A nurse prepares a Covid-19 vaccine jab. 

| Lucy Wanjiru | Nation Media Group

Wait longer for stronger effect: Your second Covid-19 jab coming in June

Kenyans who received the first dose of the AstraZeneca vaccine against Covid-19 last month will get the second in June.

This will be a 12-week interval between the two doses, which is within the recommended guidelines.  Kenya had earlier preferred an eight-week gap.

A Lancet research shows that a longer delay of the second dose may improve the long-term immune response. The vaccine works better if the two jabs are administered about three months apart.

In the study, 24,422 participants were recruited and vaccinated between April and December last year. Exploratory analyses showed that vaccine efficacy after a single standard dose was 76 per cent from Day 22 to Day 90.

During this period, protection did not wane and antibody levels were maintained, with minimal waning by the last day. Efficacy was also higher in participants with a longer prime-boost interval.

Among those who received two standard doses, efficacy after the second was 81.3 per cent at 12 weeks or more versus 55.1 per cent at less than six weeks.

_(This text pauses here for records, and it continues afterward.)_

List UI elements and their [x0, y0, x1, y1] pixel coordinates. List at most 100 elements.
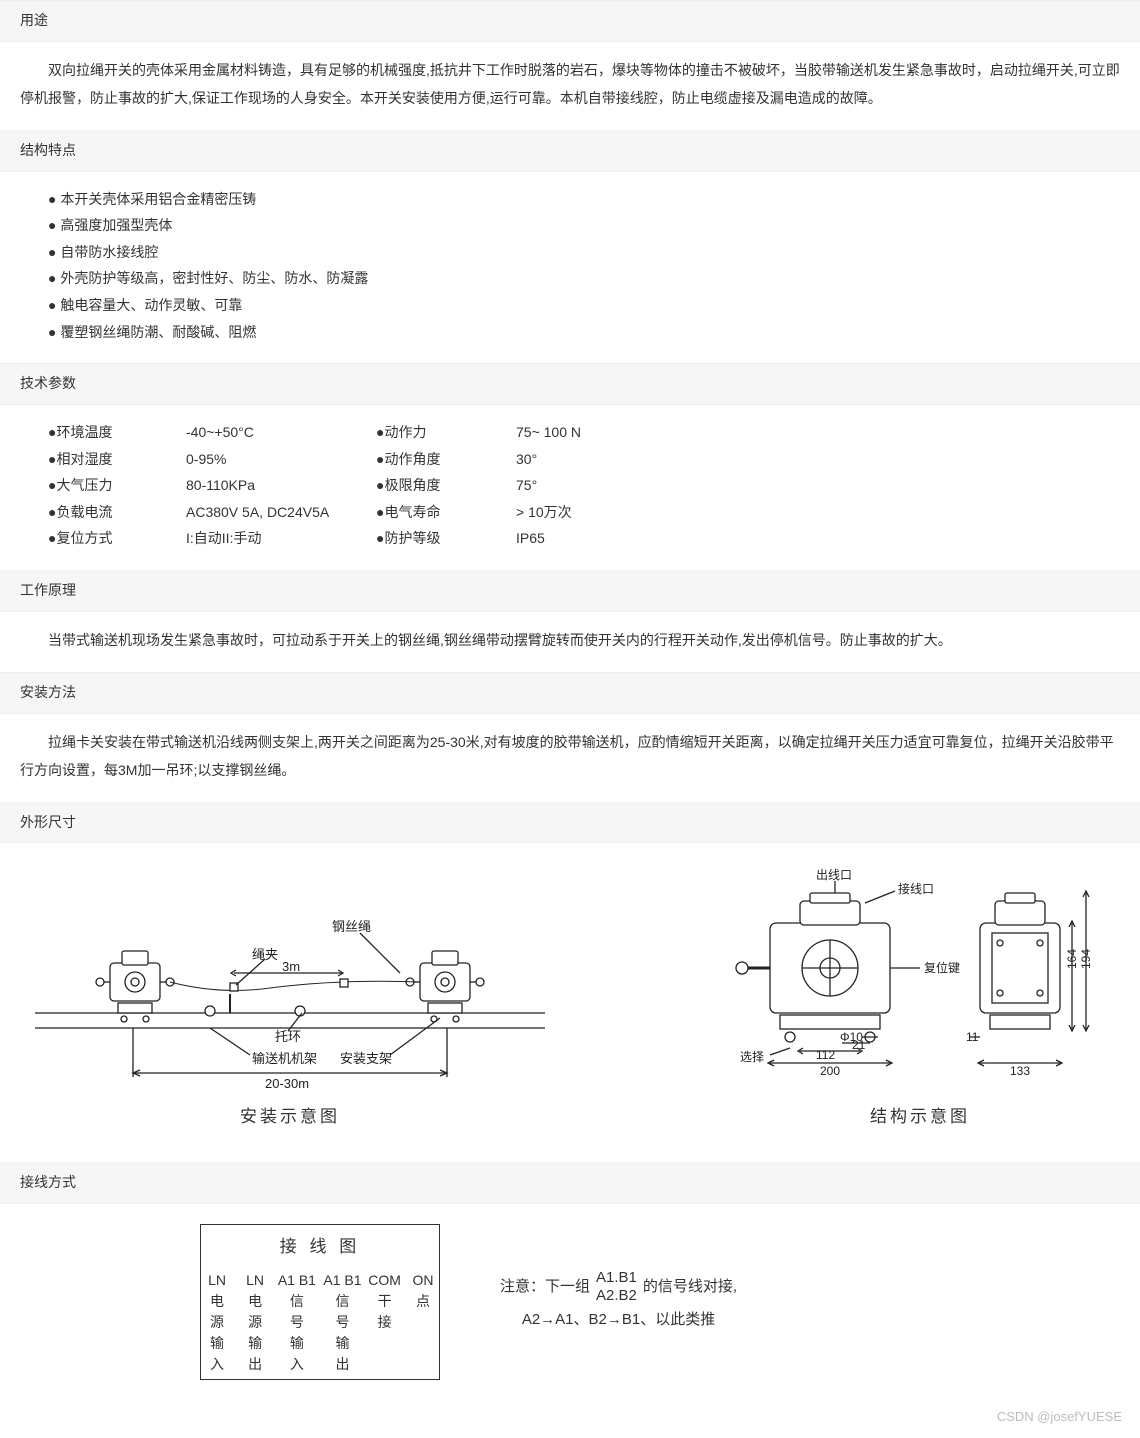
- dim-total: 200: [820, 1064, 840, 1078]
- spec-label: ●电气寿命: [376, 499, 516, 526]
- wiring-cell: 输: [239, 1333, 271, 1354]
- install-diagram-caption: 安装示意图: [20, 1103, 560, 1132]
- section-purpose-header: 用途: [0, 0, 1140, 42]
- label-outlet: 出线口: [816, 868, 852, 882]
- wiring-area: 接 线 图 LN 电 源 输 入 LN 电 源 输 出 A1 B1 信 号 输: [0, 1204, 1140, 1400]
- wiring-top: COM: [368, 1270, 401, 1291]
- feature-item: ● 高强度加强型壳体: [48, 212, 1120, 239]
- label-terminal: 接线口: [898, 881, 934, 896]
- wiring-note-line2: A2→A1、B2→B1、以此类推: [500, 1305, 737, 1335]
- feature-item: ● 自带防水接线腔: [48, 239, 1120, 266]
- wiring-cell: 点: [407, 1291, 439, 1312]
- install-diagram: 钢丝绳 绳夹 3m 托环 输送机机架 安装支架 20-30m 安装示意图: [20, 873, 560, 1132]
- spec-value: I:自动II:手动: [186, 525, 376, 552]
- wiring-box: 接 线 图 LN 电 源 输 入 LN 电 源 输 出 A1 B1 信 号 输: [200, 1224, 440, 1380]
- wiring-columns: LN 电 源 输 入 LN 电 源 输 出 A1 B1 信 号 输 入 A1: [201, 1270, 439, 1379]
- dim-diam: Φ10: [840, 1030, 863, 1044]
- wiring-cell: 输: [323, 1333, 363, 1354]
- spec-value: 80-110KPa: [186, 472, 376, 499]
- wiring-top: LN: [201, 1270, 233, 1291]
- wiring-cell: 出: [323, 1354, 363, 1375]
- spec-value: AC380V 5A, DC24V5A: [186, 499, 376, 526]
- wiring-note-line1: 注意：下一组 A1.B1 A2.B2 的信号线对接,: [500, 1269, 737, 1305]
- note-fraction: A1.B1 A2.B2: [596, 1269, 637, 1305]
- wiring-col: LN 电 源 输 入: [201, 1270, 233, 1375]
- install-text: 拉绳卡关安装在带式输送机沿线两侧支架上,两开关之间距离为25-30米,对有坡度的…: [0, 714, 1140, 802]
- dimension-diagrams: 钢丝绳 绳夹 3m 托环 输送机机架 安装支架 20-30m 安装示意图: [0, 843, 1140, 1162]
- note-frac-top: A1.B1: [596, 1269, 637, 1287]
- wiring-cell: 电: [239, 1291, 271, 1312]
- principle-text: 当带式输送机现场发生紧急事故时，可拉动系于开关上的钢丝绳,钢丝绳带动摆臂旋转而使…: [0, 612, 1140, 672]
- spec-label: ●复位方式: [48, 525, 186, 552]
- spec-value: 75°: [516, 472, 666, 499]
- spec-value: 0-95%: [186, 446, 376, 473]
- feature-item: ● 外壳防护等级高，密封性好、防尘、防水、防凝露: [48, 265, 1120, 292]
- wiring-cell: 干: [368, 1291, 401, 1312]
- wiring-cell: 信: [323, 1291, 363, 1312]
- wiring-cell: 输: [277, 1333, 317, 1354]
- section-install-header: 安装方法: [0, 672, 1140, 714]
- wiring-cell: 电: [201, 1291, 233, 1312]
- wiring-col: LN 电 源 输 出: [239, 1270, 271, 1375]
- spec-label: ●极限角度: [376, 472, 516, 499]
- feature-item: ● 本开关壳体采用铝合金精密压铸: [48, 186, 1120, 213]
- label-wire: 钢丝绳: [332, 919, 371, 934]
- wiring-cell: 源: [201, 1312, 233, 1333]
- dim-rtiny: 11: [966, 1030, 979, 1044]
- wiring-top: LN: [239, 1270, 271, 1291]
- wiring-cell: 接: [368, 1312, 401, 1333]
- specs-right-values: 75~ 100 N 30° 75° > 10万次 IP65: [516, 419, 666, 552]
- specs-left-values: -40~+50°C 0-95% 80-110KPa AC380V 5A, DC2…: [186, 419, 376, 552]
- section-principle-header: 工作原理: [0, 570, 1140, 612]
- section-dimensions-header: 外形尺寸: [0, 802, 1140, 844]
- watermark: CSDN @josefYUESE: [0, 1400, 1140, 1438]
- wiring-top: A1 B1: [323, 1270, 363, 1291]
- note-frac-bot: A2.B2: [596, 1287, 637, 1305]
- note-prefix: 注意：下一组: [500, 1272, 590, 1302]
- wiring-cell: 号: [277, 1312, 317, 1333]
- spec-label: ●动作角度: [376, 446, 516, 473]
- wiring-notes: 注意：下一组 A1.B1 A2.B2 的信号线对接, A2→A1、B2→B1、以…: [500, 1269, 737, 1335]
- label-reset: 复位键: [924, 960, 960, 975]
- spec-value: 75~ 100 N: [516, 419, 666, 446]
- wiring-col: ON 点: [407, 1270, 439, 1375]
- spec-value: 30°: [516, 446, 666, 473]
- feature-item: ● 触电容量大、动作灵敏、可靠: [48, 292, 1120, 319]
- wiring-top: ON: [407, 1270, 439, 1291]
- dim-h1: 164: [1065, 949, 1079, 969]
- dim-h2: 194: [1079, 949, 1093, 969]
- purpose-text: 双向拉绳开关的壳体采用金属材料铸造，具有足够的机械强度,抵抗井下工作时脱落的岩石…: [0, 42, 1140, 130]
- wiring-title: 接 线 图: [201, 1233, 439, 1262]
- section-specs-header: 技术参数: [0, 363, 1140, 405]
- spec-value: > 10万次: [516, 499, 666, 526]
- wiring-cell: 号: [323, 1312, 363, 1333]
- specs-table: ●环境温度 ●相对湿度 ●大气压力 ●负载电流 ●复位方式 -40~+50°C …: [0, 405, 1140, 570]
- wiring-cell: 出: [239, 1354, 271, 1375]
- label-bracket: 安装支架: [340, 1051, 392, 1066]
- label-ring: 托环: [275, 1029, 301, 1044]
- features-list: ● 本开关壳体采用铝合金精密压铸 ● 高强度加强型壳体 ● 自带防水接线腔 ● …: [0, 172, 1140, 364]
- spec-label: ●大气压力: [48, 472, 186, 499]
- section-features-header: 结构特点: [0, 130, 1140, 172]
- wiring-cell: 输: [201, 1333, 233, 1354]
- label-clamp: 绳夹: [252, 947, 278, 962]
- structure-diagram: 出线口 接线口 复位键 选择 21 Φ10 112 200 11 133 164…: [720, 863, 1120, 1132]
- spec-label: ●环境温度: [48, 419, 186, 446]
- feature-item: ● 覆塑钢丝绳防潮、耐酸碱、阻燃: [48, 319, 1120, 346]
- wiring-top: A1 B1: [277, 1270, 317, 1291]
- spec-label: ●相对湿度: [48, 446, 186, 473]
- section-wiring-header: 接线方式: [0, 1162, 1140, 1204]
- label-span-small: 3m: [282, 959, 300, 974]
- label-select: 选择: [740, 1050, 764, 1064]
- specs-right-labels: ●动作力 ●动作角度 ●极限角度 ●电气寿命 ●防护等级: [376, 419, 516, 552]
- specs-left-labels: ●环境温度 ●相对湿度 ●大气压力 ●负载电流 ●复位方式: [48, 419, 186, 552]
- spec-label: ●防护等级: [376, 525, 516, 552]
- label-frame: 输送机机架: [252, 1051, 317, 1066]
- wiring-col: A1 B1 信 号 输 出: [323, 1270, 363, 1375]
- wiring-cell: 入: [201, 1354, 233, 1375]
- wiring-cell: 信: [277, 1291, 317, 1312]
- note-suffix: 的信号线对接,: [643, 1272, 737, 1302]
- wiring-cell: 源: [239, 1312, 271, 1333]
- spec-value: -40~+50°C: [186, 419, 376, 446]
- dim-rw: 133: [1010, 1064, 1030, 1078]
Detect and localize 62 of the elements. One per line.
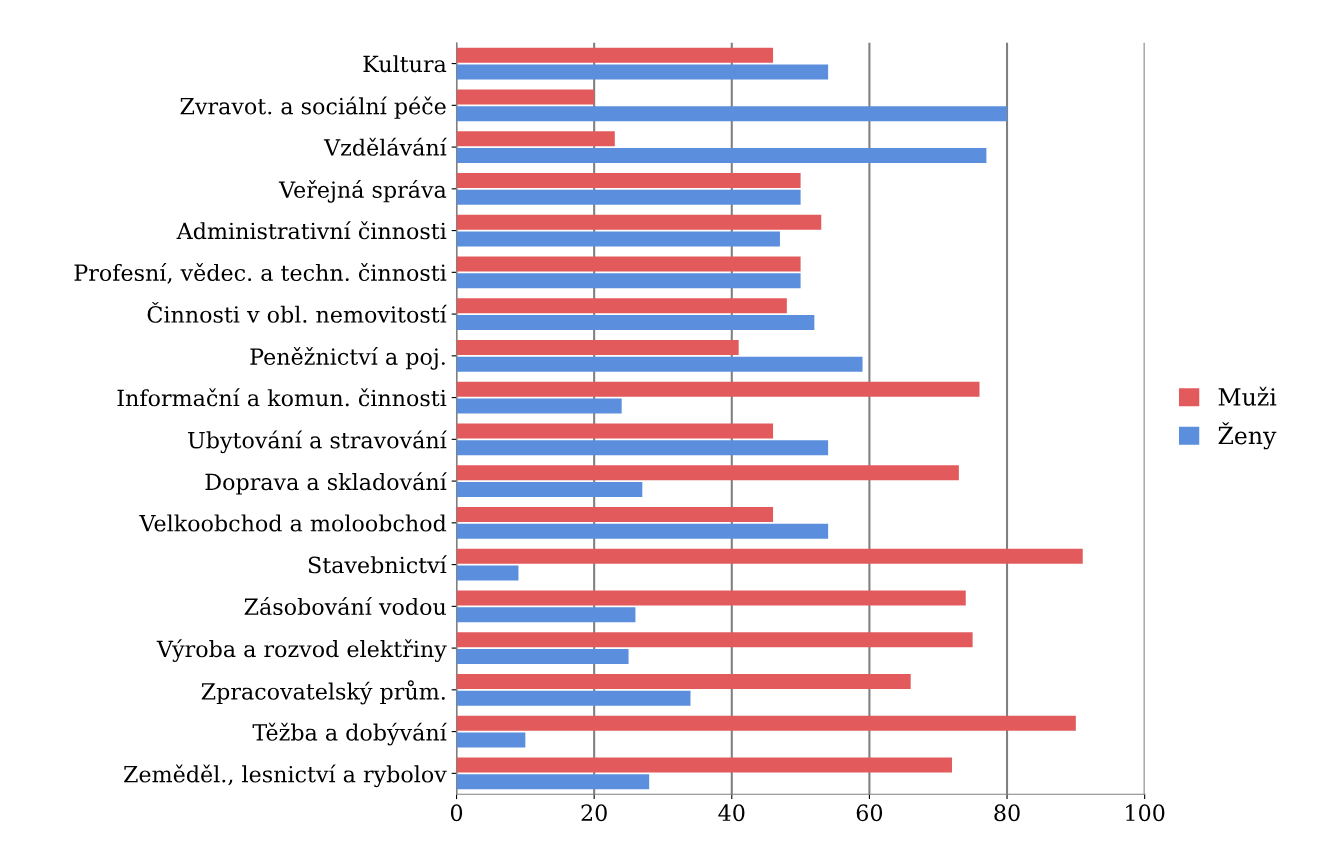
bar bbox=[456, 381, 980, 397]
bar bbox=[456, 648, 629, 664]
bar bbox=[456, 398, 622, 414]
bar bbox=[456, 774, 650, 790]
bar bbox=[456, 548, 1083, 564]
bar bbox=[456, 89, 595, 105]
y-tick-label: Administrativní činnosti bbox=[176, 221, 447, 240]
bar bbox=[456, 256, 801, 272]
bar bbox=[456, 298, 787, 314]
x-tick-label: 40 bbox=[718, 804, 745, 822]
y-tick-label: Zvravot. a sociální péče bbox=[180, 96, 446, 119]
y-tick-label: Velkoobchod a moloobchod bbox=[139, 514, 447, 532]
bar bbox=[456, 64, 829, 80]
bar bbox=[456, 440, 829, 456]
y-tick-label: Stavebnictví bbox=[308, 555, 447, 574]
bar bbox=[456, 356, 863, 372]
y-tick-label: Činnosti v obl. nemovitostí bbox=[147, 301, 447, 323]
bar bbox=[456, 481, 643, 497]
bar bbox=[456, 632, 973, 648]
x-tick-label: 20 bbox=[581, 804, 607, 822]
y-tick-label: Informační a komun. činnosti bbox=[117, 388, 447, 407]
y-tick-label: Kultura bbox=[363, 55, 447, 73]
bar bbox=[456, 732, 526, 748]
y-tick-label: Těžba a dobývání bbox=[252, 722, 447, 746]
x-tick-label: 80 bbox=[994, 804, 1020, 822]
x-tick-label: 60 bbox=[856, 804, 883, 822]
y-tick-label: Peněžnictví a poj. bbox=[250, 346, 445, 370]
bar bbox=[456, 47, 774, 63]
y-tick-label: Veřejná správa bbox=[278, 179, 447, 203]
bar bbox=[456, 214, 822, 230]
bar bbox=[456, 172, 801, 188]
bar bbox=[456, 590, 966, 606]
bar bbox=[456, 131, 615, 147]
y-tick-label: Doprava a skladování bbox=[205, 472, 447, 495]
x-tick-label: 0 bbox=[450, 804, 463, 822]
y-tick-label: Výroba a rozvod elektřiny bbox=[156, 639, 447, 662]
y-tick-label: Vzdělávání bbox=[323, 137, 447, 156]
bar bbox=[456, 673, 911, 690]
bar bbox=[456, 715, 1076, 731]
x-tick-label: 100 bbox=[1126, 804, 1165, 822]
bar bbox=[456, 757, 952, 773]
bar bbox=[456, 314, 815, 330]
bar bbox=[456, 231, 780, 247]
bar bbox=[456, 465, 959, 481]
bar bbox=[456, 565, 519, 581]
legend-label: Ženy bbox=[1218, 422, 1277, 450]
y-tick-label: Profesní, vědec. a techn. činnosti bbox=[74, 263, 447, 284]
bar bbox=[456, 690, 691, 706]
bar bbox=[456, 273, 801, 289]
bar bbox=[456, 147, 987, 163]
bar bbox=[456, 506, 774, 522]
legend-label: Muži bbox=[1218, 386, 1277, 406]
y-tick-label: Zpracovatelský prům. bbox=[201, 680, 445, 705]
bar bbox=[456, 607, 636, 623]
bar bbox=[456, 106, 1008, 122]
bar bbox=[456, 339, 739, 355]
bar bbox=[456, 423, 774, 439]
y-tick-label: Zeměděl., lesnictví a rybolov bbox=[124, 764, 447, 788]
y-tick-label: Ubytování a stravování bbox=[188, 430, 447, 454]
bar bbox=[456, 523, 829, 539]
y-tick-label: Zásobování vodou bbox=[244, 597, 446, 616]
bar bbox=[456, 189, 801, 205]
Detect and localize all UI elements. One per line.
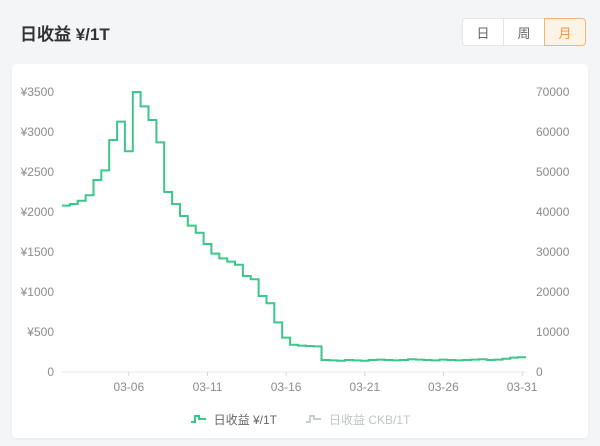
daily-revenue-line xyxy=(62,91,526,362)
legend-item-cny[interactable]: 日收益 ¥/1T xyxy=(190,411,277,428)
step-line-glyph-icon xyxy=(190,415,206,423)
x-axis-tick-label: 03-16 xyxy=(271,380,302,394)
legend-label-ckb: 日收益 CKB/1T xyxy=(329,412,411,427)
left-axis-tick-label: ¥3000 xyxy=(20,125,55,139)
right-axis-tick-label: 70000 xyxy=(536,85,570,99)
x-axis-tick-label: 03-11 xyxy=(193,380,223,394)
legend-item-ckb[interactable]: 日收益 CKB/1T xyxy=(305,411,410,428)
left-axis-tick-label: ¥2000 xyxy=(20,205,55,219)
left-axis-tick-label: ¥2500 xyxy=(20,165,55,179)
period-toggle: 日 周 月 xyxy=(462,18,586,46)
revenue-chart[interactable]: 0 ¥500 ¥1000 ¥1500 ¥2000 ¥2500 ¥3000 ¥3500 0 1000… xyxy=(12,64,588,402)
chart-header: 日收益 ¥/1T 日 周 月 xyxy=(0,0,600,64)
step-line-glyph-icon xyxy=(306,415,321,423)
left-axis-tick-label: ¥500 xyxy=(26,325,54,339)
left-axis-tick-label: ¥1000 xyxy=(20,285,55,299)
left-axis-tick-label: ¥1500 xyxy=(20,245,55,259)
period-month-button[interactable]: 月 xyxy=(544,18,586,46)
period-week-button[interactable]: 周 xyxy=(503,18,545,46)
legend-label-cny: 日收益 ¥/1T xyxy=(213,412,277,427)
x-axis-tick-label: 03-21 xyxy=(349,380,380,394)
x-axis-tick-label: 03-26 xyxy=(428,380,459,394)
right-axis-tick-label: 60000 xyxy=(536,125,570,139)
right-axis-tick-label: 0 xyxy=(536,365,543,379)
left-axis-tick-label: 0 xyxy=(47,365,54,379)
right-axis-tick-label: 20000 xyxy=(536,285,570,299)
right-axis-tick-label: 40000 xyxy=(536,205,570,219)
left-axis-tick-label: ¥3500 xyxy=(20,85,55,99)
chart-legend: 日收益 ¥/1T 日收益 CKB/1T xyxy=(12,402,588,436)
page-title: 日收益 ¥/1T xyxy=(20,24,110,44)
period-day-button[interactable]: 日 xyxy=(462,18,504,46)
x-axis-tick-label: 03-31 xyxy=(507,380,538,394)
x-axis-tick-label: 03-06 xyxy=(113,380,144,394)
right-axis-tick-label: 50000 xyxy=(536,165,570,179)
right-axis-tick-label: 30000 xyxy=(536,245,570,259)
right-axis-tick-label: 10000 xyxy=(536,325,570,339)
chart-card: 0 ¥500 ¥1000 ¥1500 ¥2000 ¥2500 ¥3000 ¥3500 0 1000… xyxy=(12,64,588,438)
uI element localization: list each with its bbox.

“Overall, the value of this study is in providing evidence that a single dose of the Covishield vaccine is highly efficacious in the 90 days after vaccination, a longer prime-boost interval results in higher efficacy, and that protection against symptomatic Covid-19 is maintained despite a longer dosing interval,” the study stated.

The observations are supported by immune response data, which shows “binding antibody responses more than two-fold higher after an interval of 12 or more weeks compared with an interval of less than six weeks” in participants aged 18–55 years.

The researchers found that vaccine efficacy more than 14 days after the second dose was 66.7 per cent.

With scarcity of the AstraZeneca vaccine across the world, the research report suggests that “a three-month dose interval might have advantages over a programme with a short dose interval for roll-out of a pandemic vaccine to protect the largest number of individuals in the population as early as possible”.

“This supports the relationship we have found between vaccine interval and efficacy in those receiving two standard doses, which is the preferred regimen because there are more data to support its use and because it is simpler to deliver a vaccine program when the same vaccine is given for both doses,” said Dr Merryn Voysey, lead statistician at the Oxford Vaccine Group.

Health chief administrative secretary, Dr Mercy Mwangangi, said the ministry had revised the interval between the two doses from eight to 12 weeks, considering the evidence and guidance from the World Health Organisation (WHO).

“We will start administering the second dose in the first week of June. It should be noted that the global shortages are beyond us. There is an international effort to deal with it,” she said.

Vaccination protocols do not include the mixing of different brands of vaccines, and therefore Kenyans who received the first dose of AstraZeneca will have to wait for the second dose of the same vaccine.

India, the biggest producer of the vaccine, banned exports due to a spike in cases at home. The country is reporting record numbers of deaths as a brutal second wave of the pandemic overwhelms its fragile healthcare system.

Kenya received 1.02 million doses from the Covax facility and an extra 100,000 doses from the Indian government last month. The government expected to receive 3,564,000 doses.

As of Saturday, 822,651 doses had been administered across the country, including 152,469 healthcare workers, 126,322 teachers and 66,677 security personnel.